Human Visual Framerate

Table of Contents

A Rough Test of Human Visual Perception's "Framerate"

A Beginner Arduino Project

This was a fun little project I did to learn the basics of using Arduino, and to explore a question I've had for a while - what is the "framerate" of your visual perception, if such a thing exists? It wasn't a very detailed project, and it wasn't a super well-constructed test (n=1, that being myself, and not blinded in any way), but it was a fun way to spend a couple hours.

arduino01.jpg The general idea of this project is that the LED begins blinking at 60hz, and there are three buttons on the board. The left button decreases the blink speed by 10hz, the right one increases the blink speed by 10hz, and the middle button is a modifier button that, when held down, will change the amount the previous two buttons change to 1hz (left + middle = -1hz, right + middle = +1hz).
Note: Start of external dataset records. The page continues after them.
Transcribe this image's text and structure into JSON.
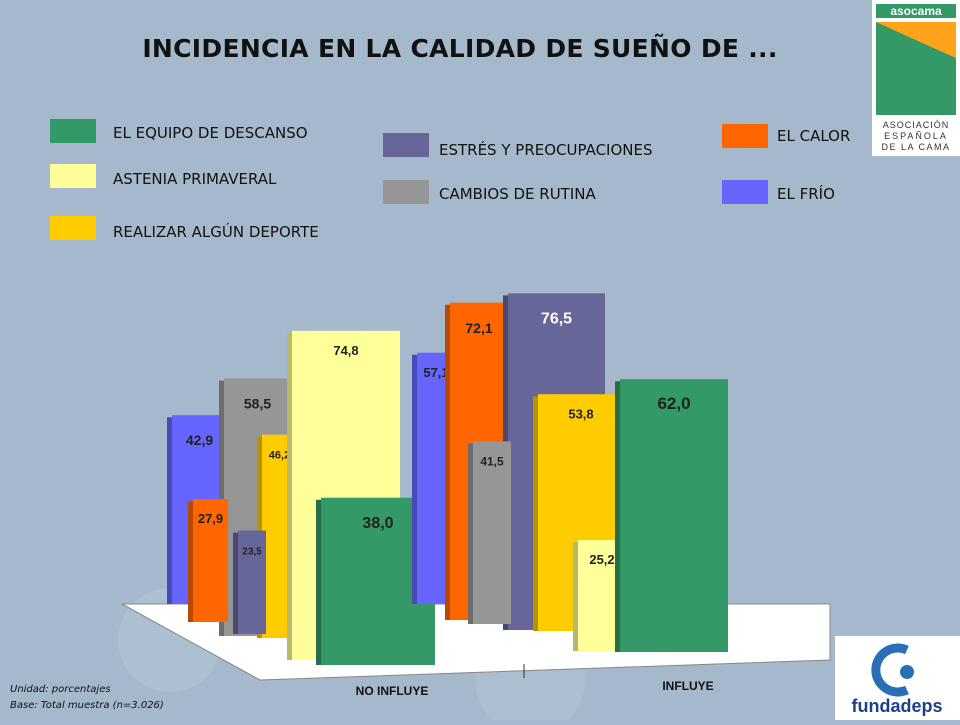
{
  "title": "INCIDENCIA EN LA CALIDAD DE SUEÑO DE ...",
  "colors": {
    "background": "#a6b9cc",
    "equipo": "#339966",
    "astenia": "#ffff99",
    "deporte": "#ffcc00",
    "estres": "#666699",
    "rutina": "#969696",
    "calor": "#ff6600",
    "frio": "#6666ff"
  },
  "legend": [
    {
      "label": "EL EQUIPO DE DESCANSO",
      "color": "#339966"
    },
    {
      "label": "ASTENIA PRIMAVERAL",
      "color": "#ffff99"
    },
    {
      "label": "REALIZAR ALGÚN DEPORTE",
      "color": "#ffcc00"
    },
    {
      "label": "ESTRÉS Y PREOCUPACIONES",
      "color": "#666699"
    },
    {
      "label": "CAMBIOS DE RUTINA",
      "color": "#969696"
    },
    {
      "label": "EL CALOR",
      "color": "#ff6600"
    },
    {
      "label": "EL FRÍO",
      "color": "#6666ff"
    }
  ],
  "chart_data": {
    "type": "bar",
    "categories": [
      "NO INFLUYE",
      "INFLUYE"
    ],
    "series": [
      {
        "name": "EL FRÍO",
        "values": [
          42.9,
          57.1
        ],
        "labels": [
          "42,9",
          "57,1"
        ]
      },
      {
        "name": "EL CALOR",
        "values": [
          27.9,
          72.1
        ],
        "labels": [
          "27,9",
          "72,1"
        ]
      },
      {
        "name": "CAMBIOS DE RUTINA",
        "values": [
          58.5,
          41.5
        ],
        "labels": [
          "58,5",
          "41,5"
        ]
      },
      {
        "name": "ESTRÉS Y PREOCUPACIONES",
        "values": [
          23.5,
          76.5
        ],
        "labels": [
          "23,5",
          "76,5"
        ]
      },
      {
        "name": "REALIZAR ALGÚN DEPORTE",
        "values": [
          46.2,
          53.8
        ],
        "labels": [
          "46,2",
          "53,8"
        ]
      },
      {
        "name": "ASTENIA PRIMAVERAL",
        "values": [
          74.8,
          25.2
        ],
        "labels": [
          "74,8",
          "25,2"
        ]
      },
      {
        "name": "EL EQUIPO DE DESCANSO",
        "values": [
          38.0,
          62.0
        ],
        "labels": [
          "38,0",
          "62,0"
        ]
      }
    ],
    "ylim": [
      0,
      100
    ],
    "grid": false,
    "legend_position": "top"
  },
  "footnote": {
    "unit": "Unidad: porcentajes",
    "base": "Base: Total muestra (n=3.026)"
  },
  "logos": {
    "asocama_name": "asocama",
    "asocama_line1": "ASOCIACIÓN",
    "asocama_line2": "ESPAÑOLA",
    "asocama_line3": "DE LA CAMA",
    "fundadeps_name": "fundadeps"
  }
}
The code and the wiring was pretty simple; you can think of it as a simple extension of the sample "blink" code but with a few more buttons and variables. Long story short, it's a strobe light that you can precisely control the frequency for.

To use this, I took it into a dark room and removed all other sources of light. I did three trials, looking in different places (directly into the LED, at the LED from the side, and at the light "spill" on the table). I then adjusted the frequency of the blinks until I could no longer percieve the light flickering, and recorded the result. Unfortunately the LED wouldn't flicker faster than 280hz (it would just turn off) so I couldn't get any data beyond that.

  Into Light From Side At Spill
Result 280hz+ 68hz 47hz

I thought it was interesting that the results varied so much depending on what I looked at (it seems weird at first that I would be able to percieve a light source flickering but not be able to percieve the light spill from a light source flickering at the same frequency). So I did some googling and came upon this excellent stackexchange post that could shed some light (no pun intended) on why this could be the case. Other papers about this field of research set the framerate at 60hz, a number which is "hoped to be high enough," and mention that some speculation exists for human visual perception exceeding 300hz. You also don't really percieve things around you in perfect chronological order - your mind does some preprocessing on your sensory inputs before you recieve them in order to percieve things as happening at the same time (here's an obvious example; touch your nose and hit your foot against something. Despite a much longer path for the information to travel through your nervous system, you'll percieve them as happening at the same time).

In short - visual perception is really complicated! And while it's fun to pose questions like "What is the framerate of visual perception?" we arrive at the answer we so often arrive at in Cognitive Science:

That's not a very good question because the human mind is more complicated than that.